The United States Court of Appeals for the Sixth Circuit of Appeal upheld the dismissal of the lawsuit, stating: "Journals have found research problems and plagiarism in articles coming from Croce’s lab. Sometimes, the problems were severe enough for the journals to publish corrections or expressions of concern (and sometimes to withdraw the paper). However you define 'scientific norms,' we know that academic journals felt some responsibility to alert the scientific community about problems in some of Croce’s papers. That suggests the papers contained problems outside the range of acceptable research and publishing practices. Thus, the statement that people in Croce’s lab have violated scientific norms is substantially true." Sanders was interviewed about his experience defending himself in the suit wherein he recommended collaborations between scientific whistleblowers.
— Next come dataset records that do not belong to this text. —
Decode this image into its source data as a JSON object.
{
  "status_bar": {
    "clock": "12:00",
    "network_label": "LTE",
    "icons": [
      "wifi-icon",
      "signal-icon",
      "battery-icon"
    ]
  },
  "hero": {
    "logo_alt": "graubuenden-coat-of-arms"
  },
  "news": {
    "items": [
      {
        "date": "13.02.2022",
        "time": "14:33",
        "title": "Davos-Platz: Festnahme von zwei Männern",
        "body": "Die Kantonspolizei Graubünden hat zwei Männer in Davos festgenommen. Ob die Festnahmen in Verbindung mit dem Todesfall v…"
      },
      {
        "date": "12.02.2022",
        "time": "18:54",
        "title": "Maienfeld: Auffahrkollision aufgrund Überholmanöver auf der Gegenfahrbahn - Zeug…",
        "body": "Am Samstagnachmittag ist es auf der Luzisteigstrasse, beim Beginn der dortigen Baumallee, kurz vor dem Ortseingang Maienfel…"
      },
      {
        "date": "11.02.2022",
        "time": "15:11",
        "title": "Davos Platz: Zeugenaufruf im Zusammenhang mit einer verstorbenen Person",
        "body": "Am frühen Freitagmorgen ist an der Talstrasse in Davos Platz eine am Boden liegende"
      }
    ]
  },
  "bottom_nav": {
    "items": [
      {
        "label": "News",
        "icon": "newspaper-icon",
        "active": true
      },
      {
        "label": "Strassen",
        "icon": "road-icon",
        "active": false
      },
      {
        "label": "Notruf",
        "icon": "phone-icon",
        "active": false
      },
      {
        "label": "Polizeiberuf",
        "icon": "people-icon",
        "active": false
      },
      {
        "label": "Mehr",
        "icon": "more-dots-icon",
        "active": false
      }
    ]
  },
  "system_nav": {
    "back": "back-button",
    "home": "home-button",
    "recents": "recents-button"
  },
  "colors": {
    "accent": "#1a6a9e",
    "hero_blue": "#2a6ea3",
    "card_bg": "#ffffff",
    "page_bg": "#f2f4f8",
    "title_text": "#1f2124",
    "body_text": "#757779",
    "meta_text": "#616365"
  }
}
Sanders authored an article on reforming grant peer review with the goal of reducing bias.

===University Senate===

As Chair of the Purdue University Senate, Sanders published a statement of academic principles.

==Political career==
===Elections===

In 2002, he unsuccessfully challenged Republican State Senator Ron Alting in District 22.

Sanders was the Democratic candidate for Congress in the 4th District of Indiana in 2004, 2006, and 2010, losing to Steve Buyer in the first two elections and to Todd Rokita in the third. Years later, in a discussion about gerrymandering, Sanders called the seat he ran for in Indiana's 4th Congressional District as having been drawn so that it was "No Republican Left Behind."

Sanders was elected by Democrats of the 4th Congressional District of Indiana to serve as a delegate pledged to Barack Obama at the 2008 Democratic National Convention.

On November 3, 2015, Sanders was elected as a City Councilor At-Large for West Lafayette and on November 5, 2019, David Sanders was reelected.

On January 25, 2022, Sanders announced his candidacy for Indiana State Senator District 23 stating that "he hoped to help rural counties feel less neglected by the state government.". His opponent in the election backed out of the only scheduled debate in the race.

===West Lafayette City Council===
Sanders began his term on the Council in 2016, after a campaign in which he promised "careful oversight", "transparency" and "quantitative analytical skills".

In 2017, Sanders introduced and passed a resolution declaring West Lafayette a "machaseh" — that is, a refuge, for immigrants. The resolution was debated at multiple meetings and was crafted to adhere to state law which prohibits sanctuary cities.

In 2017, Sanders took a knee during a city council meeting immediately after the pledge of allegiance. He later wrote an op-ed explaining his reasons which included an "assault on the constitutional right to free speech", “Indiana voter ID laws (the new poll taxes)”, “the war on drugs” and “the very name of our state” as a reminder of the unfair treatment of Native Americans.

In 2018, Sanders sponsored a resolution to encourage businesses to stop using plastic straws and utensils, which passed the city council.

In 2021, Sanders sponsored an ordinance to prohibit unlicensed therapists from practicing conversion therapy in West Lafayette. It was withdrawn because of the threat of a lawsuit.

Sanders has made personal privacy a focus of his city council service and he was the sponsor of an ordinance banning facial recognition surveillance technology that twice passed the city council. It was vetoed by the mayor.

Sanders opposed a tax abatement for Rolls-Royce because he regarded the Economic Revitalization Zone necessary for the abatement to be inconsistent with Indiana law and questioned whether the company needed the tax abatement. He also expressed his concern about providing tax abatements to a company that had been involved in the largest bribery scandal in UK history and was fined by the United States in 2017 for bribery of foreign officials.

Sanders founded the "Stop the Water Steal" organization "in opposition to a state-sponsored project that would pump as much as 100 million gallons of water per day from aquifers connected to the Wabash River to an advanced manufacturing park in Boone County."